One such assay is described in detail in commonly assigned U.S. Pat. No. 4,868,105 to Urdea et al. That assay involves the use of a two-part capturing system designed to bind the polynucleotide analyte to a solid support, and a two-part labeling system designed to bind a detectable label to the polynucleotide analyte to be detected or quantitated. The two-part capture system involves the use of capture probes bound to a solid support and capture extender molecules which hybridize both to a segment of the capture probes and to a segment of the polynucleotide analyte. The two-part labelling system involves the use of label probe extender molecules which hybridize to a segment of the polynucleotide analyte, and label probes which hybridize to the label probe extender molecules and contain or bind to a detectable label. An advantage of such a system is that a plurality of hybridization steps must occur in order for label to be detected in a manner that correlates with the presence of the analyte, insofar as two distinct hybridization reactions must occur for analyte "capture," and, similarly, two distinct hybridization reactions must occur for analyte labelling. However, there remain a number of ways in which a detectable signal can be generated in a manner which does not correspond to the presence or quantity of analyte, and these will be discussed in detail below.
Another example of an assay with which the present invention is useful is a signal amplification method which is described in commonly assigned U.S. Pat. No. 5,124,246 to Urdea et al. In that method, the signal is amplified through the use of amplification multimers, polynucleotides which are constructed so as to contain a first segment that hybridizes specifically to the analyte nucleic acid or a strand of nucleic acid bound to the analyte, and a multiplicity of second segments that hybridize specifically to a labeled probe. The degree of amplification is theoretically proportional to the number of iterations of the second segment. The multimers may be either linear or branched. Branched multimers may be in the shape of a fork or a comb, with comb-type multimers preferred.

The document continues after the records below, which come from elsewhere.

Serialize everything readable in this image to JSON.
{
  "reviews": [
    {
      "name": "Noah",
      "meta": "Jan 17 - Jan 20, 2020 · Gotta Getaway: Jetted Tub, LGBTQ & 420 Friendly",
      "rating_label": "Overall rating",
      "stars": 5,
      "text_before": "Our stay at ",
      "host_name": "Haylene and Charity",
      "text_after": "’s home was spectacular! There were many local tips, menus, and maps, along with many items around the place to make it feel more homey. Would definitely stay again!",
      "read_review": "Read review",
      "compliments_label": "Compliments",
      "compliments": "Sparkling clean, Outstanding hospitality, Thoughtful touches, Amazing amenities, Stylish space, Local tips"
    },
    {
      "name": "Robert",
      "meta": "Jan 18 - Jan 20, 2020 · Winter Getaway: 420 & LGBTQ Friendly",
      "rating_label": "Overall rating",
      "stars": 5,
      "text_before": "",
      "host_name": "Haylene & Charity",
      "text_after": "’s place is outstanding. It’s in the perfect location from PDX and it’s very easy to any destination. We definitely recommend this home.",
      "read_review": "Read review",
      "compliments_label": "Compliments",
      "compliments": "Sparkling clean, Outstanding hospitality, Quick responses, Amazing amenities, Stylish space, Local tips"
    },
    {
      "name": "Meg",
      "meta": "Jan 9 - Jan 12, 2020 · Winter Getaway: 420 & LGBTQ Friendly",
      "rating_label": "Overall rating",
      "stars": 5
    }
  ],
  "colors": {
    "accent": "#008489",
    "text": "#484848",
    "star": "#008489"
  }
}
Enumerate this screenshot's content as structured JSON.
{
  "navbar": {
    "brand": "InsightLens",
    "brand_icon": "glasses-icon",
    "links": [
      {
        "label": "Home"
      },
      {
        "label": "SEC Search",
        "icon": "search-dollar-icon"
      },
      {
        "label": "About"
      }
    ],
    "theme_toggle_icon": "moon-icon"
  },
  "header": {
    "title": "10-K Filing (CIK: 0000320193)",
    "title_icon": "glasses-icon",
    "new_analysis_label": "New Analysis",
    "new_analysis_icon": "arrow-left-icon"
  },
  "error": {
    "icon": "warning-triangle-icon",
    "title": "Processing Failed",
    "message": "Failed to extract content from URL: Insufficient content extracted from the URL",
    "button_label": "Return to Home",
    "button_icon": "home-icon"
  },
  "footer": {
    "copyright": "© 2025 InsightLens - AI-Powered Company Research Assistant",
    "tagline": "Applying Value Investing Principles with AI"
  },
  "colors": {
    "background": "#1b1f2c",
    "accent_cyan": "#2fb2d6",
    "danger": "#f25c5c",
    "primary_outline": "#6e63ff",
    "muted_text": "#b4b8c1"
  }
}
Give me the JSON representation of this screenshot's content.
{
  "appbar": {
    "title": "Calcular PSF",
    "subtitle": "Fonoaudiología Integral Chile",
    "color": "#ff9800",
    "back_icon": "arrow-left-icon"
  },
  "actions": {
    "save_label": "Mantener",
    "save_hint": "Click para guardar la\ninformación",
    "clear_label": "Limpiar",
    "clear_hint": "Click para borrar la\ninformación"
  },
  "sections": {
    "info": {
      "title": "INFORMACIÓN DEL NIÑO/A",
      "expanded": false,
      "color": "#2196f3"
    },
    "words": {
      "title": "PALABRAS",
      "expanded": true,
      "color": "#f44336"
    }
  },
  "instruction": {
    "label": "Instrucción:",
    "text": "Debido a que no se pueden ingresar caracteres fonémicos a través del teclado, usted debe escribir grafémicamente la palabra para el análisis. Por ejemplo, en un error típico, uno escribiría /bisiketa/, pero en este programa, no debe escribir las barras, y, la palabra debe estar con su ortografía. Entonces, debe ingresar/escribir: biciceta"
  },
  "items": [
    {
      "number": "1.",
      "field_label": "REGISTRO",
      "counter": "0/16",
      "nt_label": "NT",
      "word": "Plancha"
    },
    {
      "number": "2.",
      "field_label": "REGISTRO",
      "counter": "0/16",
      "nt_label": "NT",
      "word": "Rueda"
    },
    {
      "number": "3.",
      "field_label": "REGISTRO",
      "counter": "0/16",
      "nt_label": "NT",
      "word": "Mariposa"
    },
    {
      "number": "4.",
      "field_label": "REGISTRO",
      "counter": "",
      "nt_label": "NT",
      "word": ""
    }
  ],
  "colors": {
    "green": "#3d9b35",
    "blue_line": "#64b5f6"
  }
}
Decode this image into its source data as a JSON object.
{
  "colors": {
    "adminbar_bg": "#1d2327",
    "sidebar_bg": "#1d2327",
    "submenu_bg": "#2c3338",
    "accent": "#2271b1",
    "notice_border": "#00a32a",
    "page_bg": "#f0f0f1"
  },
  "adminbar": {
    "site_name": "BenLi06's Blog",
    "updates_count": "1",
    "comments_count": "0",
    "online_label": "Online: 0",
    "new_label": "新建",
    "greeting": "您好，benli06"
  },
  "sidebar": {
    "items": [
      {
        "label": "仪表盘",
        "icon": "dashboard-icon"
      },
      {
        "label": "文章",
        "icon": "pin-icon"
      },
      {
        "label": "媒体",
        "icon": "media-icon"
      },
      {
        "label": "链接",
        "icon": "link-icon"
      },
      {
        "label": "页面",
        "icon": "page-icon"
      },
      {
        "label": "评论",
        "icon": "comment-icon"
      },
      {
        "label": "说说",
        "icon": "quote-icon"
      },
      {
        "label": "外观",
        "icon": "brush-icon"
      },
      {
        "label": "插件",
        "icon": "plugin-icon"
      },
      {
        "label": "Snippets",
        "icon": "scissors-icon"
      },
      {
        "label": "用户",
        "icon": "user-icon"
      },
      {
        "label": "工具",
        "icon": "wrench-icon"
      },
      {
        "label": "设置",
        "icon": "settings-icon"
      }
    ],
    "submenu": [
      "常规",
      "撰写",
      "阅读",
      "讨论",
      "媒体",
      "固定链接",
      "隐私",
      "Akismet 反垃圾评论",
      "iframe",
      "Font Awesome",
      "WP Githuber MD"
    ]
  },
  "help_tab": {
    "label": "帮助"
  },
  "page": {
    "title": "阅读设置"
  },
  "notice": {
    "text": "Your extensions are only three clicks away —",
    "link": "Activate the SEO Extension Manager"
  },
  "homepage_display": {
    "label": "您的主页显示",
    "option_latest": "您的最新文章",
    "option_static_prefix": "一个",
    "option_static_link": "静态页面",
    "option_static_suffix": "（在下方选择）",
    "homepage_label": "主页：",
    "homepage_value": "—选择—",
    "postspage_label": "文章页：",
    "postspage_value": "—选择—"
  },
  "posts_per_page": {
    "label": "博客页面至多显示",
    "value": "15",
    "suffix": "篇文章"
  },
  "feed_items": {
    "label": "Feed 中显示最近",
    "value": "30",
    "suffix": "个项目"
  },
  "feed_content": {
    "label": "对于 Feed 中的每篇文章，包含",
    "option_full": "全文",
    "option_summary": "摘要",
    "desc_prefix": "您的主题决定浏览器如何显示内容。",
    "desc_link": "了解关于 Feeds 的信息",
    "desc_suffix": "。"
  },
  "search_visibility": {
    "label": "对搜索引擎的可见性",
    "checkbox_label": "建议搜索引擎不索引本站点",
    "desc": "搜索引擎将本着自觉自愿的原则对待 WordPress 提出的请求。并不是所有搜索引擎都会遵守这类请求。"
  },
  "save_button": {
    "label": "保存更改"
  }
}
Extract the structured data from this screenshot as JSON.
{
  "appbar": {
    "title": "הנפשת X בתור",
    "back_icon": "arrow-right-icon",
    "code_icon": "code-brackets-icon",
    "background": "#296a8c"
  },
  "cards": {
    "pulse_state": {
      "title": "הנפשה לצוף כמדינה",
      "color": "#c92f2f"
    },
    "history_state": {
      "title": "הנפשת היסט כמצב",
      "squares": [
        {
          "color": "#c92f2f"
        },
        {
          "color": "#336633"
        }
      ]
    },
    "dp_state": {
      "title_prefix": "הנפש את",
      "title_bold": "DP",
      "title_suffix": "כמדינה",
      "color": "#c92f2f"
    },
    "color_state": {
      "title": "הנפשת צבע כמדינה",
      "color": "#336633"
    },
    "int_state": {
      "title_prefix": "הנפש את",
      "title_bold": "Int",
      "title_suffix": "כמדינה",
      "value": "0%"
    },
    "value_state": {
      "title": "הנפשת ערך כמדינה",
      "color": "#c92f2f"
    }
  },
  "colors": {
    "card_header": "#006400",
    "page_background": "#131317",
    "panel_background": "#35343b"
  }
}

One approach which has been proposed to increase the target dependence of the signal in a hybridization assay is described in European Patent Publication No. 70,685, inventors M. J. Heller et al. That reference describes a homogeneous hybridization assay in which a nonradiative transfer of energy occurs between proximal probes; two distinct events must occur for a target-generated signal to be produced, enhancing the accuracy of detection. A second approach designed to enhance the signal deriving from the presence of analyte is described in European Patent Publication No. 361,983 inventor J. E. Stefano. The method described therein involves hybridization of two probe sequences (one a midivariant RNA (MDV), the other a half-ribozyme), each of which is complementary to sequences present in an RNA target. The ribozyme thus formed specifically cleaves the tail of the MDV probe, releasing the MDV probe from the support and enhancing its replication. Still a third approach to increase specificity in hybridization assays is described by Distefano et al., J. Am Chem. Soc. (1992) 114:11006-11007. That method involves the use of short regions of double-helix formation to enhance the stability of two short regions of triple-helix DNA.
European Patent Publication No. 552,931, inventors Hogan et al., describe a nucleic acid hybridization assay utilizing a probe system that detects regions of double-stranded DNA that only form in the presence of target sequence.
The present invention, which does not rely on the detection of the presence of double-stranded regions, is also designed to increase the accuracy of detection and quantitation of polynucleotide analytes in hybridization assays. The invention increases both the sensitivity and specificity of such assays, by reducing the incidence of signal generation that occurs in the absence of target, and does not involve a substantial increase in either time or cost relative to current assay configurations. In certain embodiments, the invention is also effective in compensating for the loss in signal that can result when background noise is reduced.